The COVID-19 pandemic clearly demonstrated that people respond to the same infection in completely different ways. Some develop mild symptoms, while others face serious complications. This diversity of reactions raises an important question: why do two individuals exposed to the same pathogen differ so greatly in their response?
The secret lies in the differences in genetic code and life experience, which influence cell behavior during epigenetic modifications. These molecular changes help determine which genes are active and which are not, thereby shaping cell function without altering the DNA.
A team of scientists from the Salk Institute has created an extensive epigenetic catalog that illustrates how hereditary traits and life events affect various types of immune system cells. This catalog, published in the journal Nature Genetics on January 27, 2026, provides new insights into the reasons for the diversity of immune responses in people and suggests directions for the development of specific therapies.
“Our immune cells record molecular notes about our genes and life experiences. These two aspects shape the immune system in different ways,” says Joseph Ecker, the senior author of the study and a professor in the Department of Genetics at the Salk Institute. “This work demonstrates that infections and environmental factors can leave lasting epigenetic marks that influence immune cell activity. By studying this influence at the level of individual cells, we can begin to link genetic and epigenetic risks to specific immune system cells where disease begins.”
Epigenome: what it is and why it matters
Every cell in the body contains the same DNA; however, cells can vary significantly in appearance and function. This diversity is partially governed by epigenetic markers—tiny molecular tags that attach to DNA and regulate gene activity. All these markers make up the cell's epigenome.
Unlike DNA, the epigenome can change over time. Some epigenetic characteristics are formed as a result of heredity, while others are influenced by life experience. Both of these factors affect immune system cells, but it has not been clear how exactly they influence the formation of epigenetic changes.
“Discussions about heredity and environment are a long-standing topic in both biology and society,” says Wenliang Wang, one of the co-authors of the study. “We aimed to understand how these two aspects manifest in immune system cells and their impact on human health.”

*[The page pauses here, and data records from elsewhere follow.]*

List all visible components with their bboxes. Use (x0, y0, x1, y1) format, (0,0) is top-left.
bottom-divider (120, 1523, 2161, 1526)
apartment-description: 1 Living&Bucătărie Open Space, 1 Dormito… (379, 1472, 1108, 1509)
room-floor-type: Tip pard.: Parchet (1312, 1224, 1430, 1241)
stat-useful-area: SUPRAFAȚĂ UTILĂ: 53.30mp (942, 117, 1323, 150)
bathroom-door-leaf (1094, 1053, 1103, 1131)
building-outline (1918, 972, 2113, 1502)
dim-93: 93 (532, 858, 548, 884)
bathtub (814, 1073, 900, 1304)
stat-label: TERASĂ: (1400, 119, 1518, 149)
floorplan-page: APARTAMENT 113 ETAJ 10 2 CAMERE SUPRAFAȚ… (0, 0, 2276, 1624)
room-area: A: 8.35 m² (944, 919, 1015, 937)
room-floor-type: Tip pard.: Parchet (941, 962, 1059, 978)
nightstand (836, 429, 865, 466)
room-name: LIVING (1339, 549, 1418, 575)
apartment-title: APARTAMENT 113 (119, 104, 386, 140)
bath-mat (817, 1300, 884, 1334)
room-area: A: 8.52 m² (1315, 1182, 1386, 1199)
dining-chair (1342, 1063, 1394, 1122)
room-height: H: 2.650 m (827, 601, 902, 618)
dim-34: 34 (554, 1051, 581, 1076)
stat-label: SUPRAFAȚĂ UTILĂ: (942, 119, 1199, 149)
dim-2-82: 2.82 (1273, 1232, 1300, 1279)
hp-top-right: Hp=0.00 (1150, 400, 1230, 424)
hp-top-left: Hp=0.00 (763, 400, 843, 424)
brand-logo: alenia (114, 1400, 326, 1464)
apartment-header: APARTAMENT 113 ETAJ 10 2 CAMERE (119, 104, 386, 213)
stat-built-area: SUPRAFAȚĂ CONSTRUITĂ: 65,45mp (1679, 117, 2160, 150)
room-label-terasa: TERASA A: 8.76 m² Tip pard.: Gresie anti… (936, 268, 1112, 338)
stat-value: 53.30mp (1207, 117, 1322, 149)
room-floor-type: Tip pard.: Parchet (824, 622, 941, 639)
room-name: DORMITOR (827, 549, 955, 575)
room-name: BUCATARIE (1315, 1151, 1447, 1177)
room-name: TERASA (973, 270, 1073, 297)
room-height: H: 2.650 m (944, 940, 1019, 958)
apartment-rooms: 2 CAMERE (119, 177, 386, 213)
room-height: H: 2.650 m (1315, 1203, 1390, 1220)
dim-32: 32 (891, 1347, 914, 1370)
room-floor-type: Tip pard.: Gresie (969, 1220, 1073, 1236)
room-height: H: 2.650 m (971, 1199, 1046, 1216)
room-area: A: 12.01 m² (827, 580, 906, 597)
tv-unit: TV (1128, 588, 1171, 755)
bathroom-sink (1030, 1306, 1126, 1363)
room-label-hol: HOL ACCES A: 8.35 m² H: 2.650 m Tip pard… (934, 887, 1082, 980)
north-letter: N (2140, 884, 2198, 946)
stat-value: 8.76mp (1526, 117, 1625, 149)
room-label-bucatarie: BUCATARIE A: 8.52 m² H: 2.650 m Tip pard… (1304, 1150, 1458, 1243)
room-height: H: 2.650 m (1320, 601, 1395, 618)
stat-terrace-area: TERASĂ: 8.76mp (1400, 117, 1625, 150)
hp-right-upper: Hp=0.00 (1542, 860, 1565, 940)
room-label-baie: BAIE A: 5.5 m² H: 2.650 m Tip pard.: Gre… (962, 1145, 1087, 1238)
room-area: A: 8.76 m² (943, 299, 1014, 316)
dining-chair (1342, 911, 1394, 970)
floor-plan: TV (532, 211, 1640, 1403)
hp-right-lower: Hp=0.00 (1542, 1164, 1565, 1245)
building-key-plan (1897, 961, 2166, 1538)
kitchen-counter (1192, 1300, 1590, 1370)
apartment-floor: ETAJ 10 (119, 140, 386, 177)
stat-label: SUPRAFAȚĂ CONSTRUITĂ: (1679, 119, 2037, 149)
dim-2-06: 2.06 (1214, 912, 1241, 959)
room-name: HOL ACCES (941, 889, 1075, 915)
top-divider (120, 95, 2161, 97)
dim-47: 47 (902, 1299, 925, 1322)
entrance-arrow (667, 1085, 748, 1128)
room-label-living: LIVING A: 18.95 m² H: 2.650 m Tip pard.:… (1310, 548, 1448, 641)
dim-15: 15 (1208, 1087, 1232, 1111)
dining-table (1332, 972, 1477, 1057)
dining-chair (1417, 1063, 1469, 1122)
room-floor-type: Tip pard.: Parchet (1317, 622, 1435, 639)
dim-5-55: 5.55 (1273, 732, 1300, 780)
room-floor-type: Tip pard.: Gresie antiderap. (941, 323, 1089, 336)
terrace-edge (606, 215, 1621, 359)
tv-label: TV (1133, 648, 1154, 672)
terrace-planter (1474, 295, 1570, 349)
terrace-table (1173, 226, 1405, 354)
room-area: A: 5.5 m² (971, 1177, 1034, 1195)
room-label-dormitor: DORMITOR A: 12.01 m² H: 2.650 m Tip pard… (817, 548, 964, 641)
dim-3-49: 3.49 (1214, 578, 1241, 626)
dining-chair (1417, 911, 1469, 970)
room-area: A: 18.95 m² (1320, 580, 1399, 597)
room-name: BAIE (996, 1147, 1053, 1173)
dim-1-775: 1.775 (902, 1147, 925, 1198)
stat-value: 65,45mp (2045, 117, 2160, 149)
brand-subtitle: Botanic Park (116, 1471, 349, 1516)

How life experience leaves a mark on immune cells
To analyze the influence of genetics and life experience, the research team studied blood samples from 110 patients with varying profiles. These samples reflected a wide range of genetic variants and life experiences, including exposures to different infections and vaccinations.

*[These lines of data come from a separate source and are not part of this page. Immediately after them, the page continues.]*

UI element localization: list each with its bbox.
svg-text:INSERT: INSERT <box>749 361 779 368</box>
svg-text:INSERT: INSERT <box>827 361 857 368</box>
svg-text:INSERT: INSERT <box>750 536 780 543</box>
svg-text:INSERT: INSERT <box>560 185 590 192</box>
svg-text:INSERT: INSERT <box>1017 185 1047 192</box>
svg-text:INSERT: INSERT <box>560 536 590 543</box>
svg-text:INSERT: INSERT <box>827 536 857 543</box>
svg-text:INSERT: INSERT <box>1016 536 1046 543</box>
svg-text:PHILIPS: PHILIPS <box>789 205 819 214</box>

The scientists examined four main types of immune system cells, including long-lived T-lymphocytes and B-lymphocytes with long-term immune memory, as well as monocytes and natural killer cells that respond quickly to threats. By comparing the epigenetic data of these cells, the team created an extensive catalog of epigenetic markers for each type.
“We found that genetic variants associated with diseases often affect DNA methylation in specific types of cells,” explains Ubin Ding, one of the authors of the study. “Mapping these connections allows us to more accurately identify which cells and molecular pathways may be affected by genes associated with disease risk, opening new avenues for targeted therapy.”
Separating epigenetic changes by source
One of the main achievements of the study was the separation of epigenetic changes into those associated with genetics (gDMR) and those caused by life experience (eDMR). The scientists found that these two types of markers are concentrated in different areas of the epigenome. Genetically inherited changes were more frequently found in stable gene regions, particularly in long-lived T- and B-lymphocytes, while experience-related changes were concentrated in flexible regulatory regions that control rapid immune responses.
These patterns suggest that genetics lays the foundation for long-term immune response programs, while experience helps adapt the response of immune cells to specific conditions. Further research is needed to fully understand how these factors influence the immune system in health and disease.
“Our atlas of immune system cells will be a valuable resource for future research into the mechanisms of infectious and genetic diseases, including diagnostics and prognostics,” adds Manoj Hariharan, another co-author of the study. “Often, when a person becomes ill, we cannot immediately determine the cause and severity. Our epigenetic markers could serve as a basis for classifying and assessing such situations.”
Prospects for disease prediction and personalized medicine
The results of the study highlight how significantly genetics and life experience shape the identity and functioning of immune system cells. The new catalog could serve as a foundation for developing a personalized approach to treatment and prevention.
Ecker notes that as new patient data samples accumulate, this could help predict their response to future infections. For example, if a sufficient amount of data is collected from COVID-19 patients, researchers will be able to identify common protective eDMRs in those who have already recovered from the infection. Doctors could then analyze the immune cells of newly infected individuals to check for the presence of these protective markers. If they are absent, scientists could focus on adjacent regulatory pathways to improve treatment.
“Our work lays the groundwork for developing highly precise strategies for preventing infectious diseases,” concludes Wang. “Regarding COVID-19, influenza, and many other infections, we will be able to predict how a person will respond to an infection even before it occurs, thanks to growing cohorts and models. We will be able to use the genome to predict the impact of infection on the epigenome and then assess how these changes will affect symptoms.”
The study was supported by the Defense Advanced Research Projects Agency (DARPA), the National Institutes of Health, and the National Science Foundation.